What is this thing called personality? Who are we really? Yes, yes, we’re energy, we’re stardust, we’re All One, we’re everything and nothing but still… while we’re not floating around infinity and wafting around eternity, we still have this weird thing called a personality. It’s what makes me different from you, at least in the way I relate to other people and the world around me. Where does it come from? Nature? Nurture? The interplay of temperament and environment? Genes? Bottom line (having trawled through endless scientific sites) is that nobody knows. Nope. Not the foggiest.
I guess that, really, it doesn’t matter so much (though, still, it niggles). What does matter is feeling okay in your skin, is being able to express yourself in a way that feels ‘real’. I guess that’s what we call ‘authenticity’. If we can’t be that person, that authentic self, if we have to hide or squash down who we are, then our psyche gets strung out and its frustration tends to emerge in all manner of unpleasant ways – from depression and anxiety to physical aches and illnesses. It’s as if there’s a way (or, indeed, many contradictory ways) we each need to be in order to flourish, a way/s that we can’t suppress without consequences. Square pegs, round holes…that sort of thing.
I know for sure that I had reached a point where I didn’t feel real. I talked when I didn’t want to talk and I became quiet and polite and nice when really I wanted to scream or laugh or dance.
I came up against it this weekend just past when I went to a workshop. ‘You can’t do anything wrong, there is no right way to do this,’ said the facilitator.
I let myself be as near to ‘me’ as I have been in a long time. It felt good and yet suddenly I found myself worrying that I was somehow being ‘too much’, too ‘over the top’, too expressive. I felt like Tigger, bouncing and bounding all over the shop. And I wanted to slap myself. And then I thought, wait…no. This is how I feel. This is me. Take it or leave it.
“Authenticity is a collection of choices that we have to make every day. It’s about the choice to show up and be real. The choice to be honest. The choice to let our true selves be seen.” Brene Brown.

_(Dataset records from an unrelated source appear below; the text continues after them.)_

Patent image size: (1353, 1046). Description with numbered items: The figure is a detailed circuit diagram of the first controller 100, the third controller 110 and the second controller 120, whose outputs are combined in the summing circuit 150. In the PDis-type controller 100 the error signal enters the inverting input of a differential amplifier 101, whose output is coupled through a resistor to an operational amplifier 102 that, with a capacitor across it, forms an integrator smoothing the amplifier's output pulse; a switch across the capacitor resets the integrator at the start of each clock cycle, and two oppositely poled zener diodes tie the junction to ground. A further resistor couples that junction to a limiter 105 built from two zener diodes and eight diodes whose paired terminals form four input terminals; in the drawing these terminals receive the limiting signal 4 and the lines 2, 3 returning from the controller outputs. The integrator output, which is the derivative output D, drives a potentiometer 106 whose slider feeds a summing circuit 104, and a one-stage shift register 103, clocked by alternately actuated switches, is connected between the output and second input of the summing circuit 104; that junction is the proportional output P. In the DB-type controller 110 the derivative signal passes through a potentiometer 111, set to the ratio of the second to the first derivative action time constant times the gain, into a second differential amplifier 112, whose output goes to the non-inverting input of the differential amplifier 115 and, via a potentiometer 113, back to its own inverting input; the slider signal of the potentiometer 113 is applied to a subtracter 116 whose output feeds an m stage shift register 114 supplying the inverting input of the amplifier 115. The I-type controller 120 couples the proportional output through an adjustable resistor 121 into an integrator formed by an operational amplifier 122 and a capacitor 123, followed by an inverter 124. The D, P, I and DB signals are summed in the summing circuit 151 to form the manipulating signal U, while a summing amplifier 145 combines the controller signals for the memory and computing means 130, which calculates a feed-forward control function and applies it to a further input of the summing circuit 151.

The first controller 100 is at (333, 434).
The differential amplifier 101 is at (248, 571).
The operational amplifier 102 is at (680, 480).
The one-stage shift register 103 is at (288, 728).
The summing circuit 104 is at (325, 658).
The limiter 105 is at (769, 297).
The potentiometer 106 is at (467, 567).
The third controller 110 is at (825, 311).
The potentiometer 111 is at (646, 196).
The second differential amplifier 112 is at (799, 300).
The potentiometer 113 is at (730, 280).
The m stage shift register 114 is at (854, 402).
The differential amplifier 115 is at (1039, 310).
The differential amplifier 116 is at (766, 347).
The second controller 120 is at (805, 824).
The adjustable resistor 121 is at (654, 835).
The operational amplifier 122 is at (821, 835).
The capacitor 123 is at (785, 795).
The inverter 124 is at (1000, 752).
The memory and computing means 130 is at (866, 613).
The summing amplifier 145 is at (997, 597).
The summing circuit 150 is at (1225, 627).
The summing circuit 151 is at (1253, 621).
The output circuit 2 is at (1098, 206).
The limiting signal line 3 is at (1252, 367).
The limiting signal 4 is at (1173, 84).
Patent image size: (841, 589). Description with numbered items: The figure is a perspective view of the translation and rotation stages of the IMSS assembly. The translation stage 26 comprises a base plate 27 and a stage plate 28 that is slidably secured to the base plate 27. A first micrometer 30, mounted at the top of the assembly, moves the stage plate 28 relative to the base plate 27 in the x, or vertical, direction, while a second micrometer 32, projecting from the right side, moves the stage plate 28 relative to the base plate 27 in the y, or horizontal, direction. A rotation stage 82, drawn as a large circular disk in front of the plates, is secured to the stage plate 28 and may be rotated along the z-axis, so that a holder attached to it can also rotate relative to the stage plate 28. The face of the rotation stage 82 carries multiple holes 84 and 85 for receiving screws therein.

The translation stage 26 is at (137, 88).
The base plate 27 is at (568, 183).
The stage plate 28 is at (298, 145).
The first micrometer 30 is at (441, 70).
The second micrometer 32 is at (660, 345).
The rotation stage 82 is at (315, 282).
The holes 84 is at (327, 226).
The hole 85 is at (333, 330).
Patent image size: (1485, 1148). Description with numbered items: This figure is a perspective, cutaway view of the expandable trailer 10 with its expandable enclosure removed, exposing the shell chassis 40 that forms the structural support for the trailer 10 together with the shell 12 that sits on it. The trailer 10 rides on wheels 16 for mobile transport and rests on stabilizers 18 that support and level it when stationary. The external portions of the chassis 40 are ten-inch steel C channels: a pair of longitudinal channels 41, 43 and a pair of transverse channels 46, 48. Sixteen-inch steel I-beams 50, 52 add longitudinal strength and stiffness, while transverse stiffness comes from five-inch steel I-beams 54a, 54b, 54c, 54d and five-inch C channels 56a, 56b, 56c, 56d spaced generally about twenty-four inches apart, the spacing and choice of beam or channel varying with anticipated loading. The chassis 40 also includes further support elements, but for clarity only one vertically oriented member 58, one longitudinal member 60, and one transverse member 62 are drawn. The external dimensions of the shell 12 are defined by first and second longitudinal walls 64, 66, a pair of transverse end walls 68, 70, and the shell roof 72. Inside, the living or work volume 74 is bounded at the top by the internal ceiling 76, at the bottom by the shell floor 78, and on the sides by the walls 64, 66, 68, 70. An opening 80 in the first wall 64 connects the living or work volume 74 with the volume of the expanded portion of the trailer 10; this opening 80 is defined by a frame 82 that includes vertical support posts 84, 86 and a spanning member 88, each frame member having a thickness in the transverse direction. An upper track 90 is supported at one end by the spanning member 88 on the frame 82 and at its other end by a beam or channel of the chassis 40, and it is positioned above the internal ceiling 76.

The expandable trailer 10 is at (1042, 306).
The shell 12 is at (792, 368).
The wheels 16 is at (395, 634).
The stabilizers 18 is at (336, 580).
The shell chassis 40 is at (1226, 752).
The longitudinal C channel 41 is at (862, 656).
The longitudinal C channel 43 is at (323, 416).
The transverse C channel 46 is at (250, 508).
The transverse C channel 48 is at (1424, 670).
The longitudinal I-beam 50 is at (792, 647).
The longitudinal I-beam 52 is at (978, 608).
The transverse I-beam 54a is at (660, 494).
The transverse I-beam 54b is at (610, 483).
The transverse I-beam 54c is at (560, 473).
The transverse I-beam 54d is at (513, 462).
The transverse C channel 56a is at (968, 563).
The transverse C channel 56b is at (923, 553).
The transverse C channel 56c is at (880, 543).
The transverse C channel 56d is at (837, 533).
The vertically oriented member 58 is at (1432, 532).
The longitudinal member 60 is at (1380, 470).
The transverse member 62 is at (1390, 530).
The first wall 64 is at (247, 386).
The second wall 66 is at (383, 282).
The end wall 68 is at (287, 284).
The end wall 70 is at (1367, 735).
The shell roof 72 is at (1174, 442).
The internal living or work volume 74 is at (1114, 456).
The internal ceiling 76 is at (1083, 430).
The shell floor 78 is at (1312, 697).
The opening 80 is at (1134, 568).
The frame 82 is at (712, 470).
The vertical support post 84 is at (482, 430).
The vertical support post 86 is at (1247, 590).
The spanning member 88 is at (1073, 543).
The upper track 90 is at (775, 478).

All too often we damp ourselves down (or big ourselves up); we make ourselves into people we are not. We try to fit into what other people and society want and expect of us (or what we think they want and expect). And that bruises the psyche, it scars the Self.
How much unhappiness do we cause ourselves by living a lie? The trouble is, we get so used to not being our authentic selves that, after a while, we start to believe our own bullshit. We forget who we were before society got hold of us.
Surely our only real choice is to be totally, fully, gloriously ourselves. No apologies, no masks, no evasions. Does that mean we will lose friends? Quite possibly. But then, are they real friends if they don’t like the real you? If they can’t accept all of you, unconditionally? Will that mean that you won’t feel able to do certain jobs, to live in certain ways? Most likely. But what’s the choice? To live a lie and quietly die, day by day?
“The privilege of a lifetime is to become who you truly are.” Carl Jung.
I like that (I like Jung) but, you know what, I like this even more…
“Maybe the journey isn’t so much about becoming anything. Maybe it’s about unbecoming everything that isn’t really you, so you can be who you were meant to be in the first place.”
I’m not sure who said that but it feels good. These days I feel like I’m having to scrape off all kinds of stuff that has caked itself around me. And while that feels scary, it also feels exciting.
And then I picked up a book I’d been sent called Conscious Writing by Julia McCutchen and I opened it at random and this is what I read:
“Allowing ourselves to be authentic…involves completely accepting ourselves for who we are at every shade of every colour of the individual spectrum of our being… We need to find the courage to stand firm in the midst of what appears to be a paradox: that we are whole and perfect just as we are, and simultaneously incomplete and replete with imperfection.” And that reminded me of something else…but I’ll save that for another day.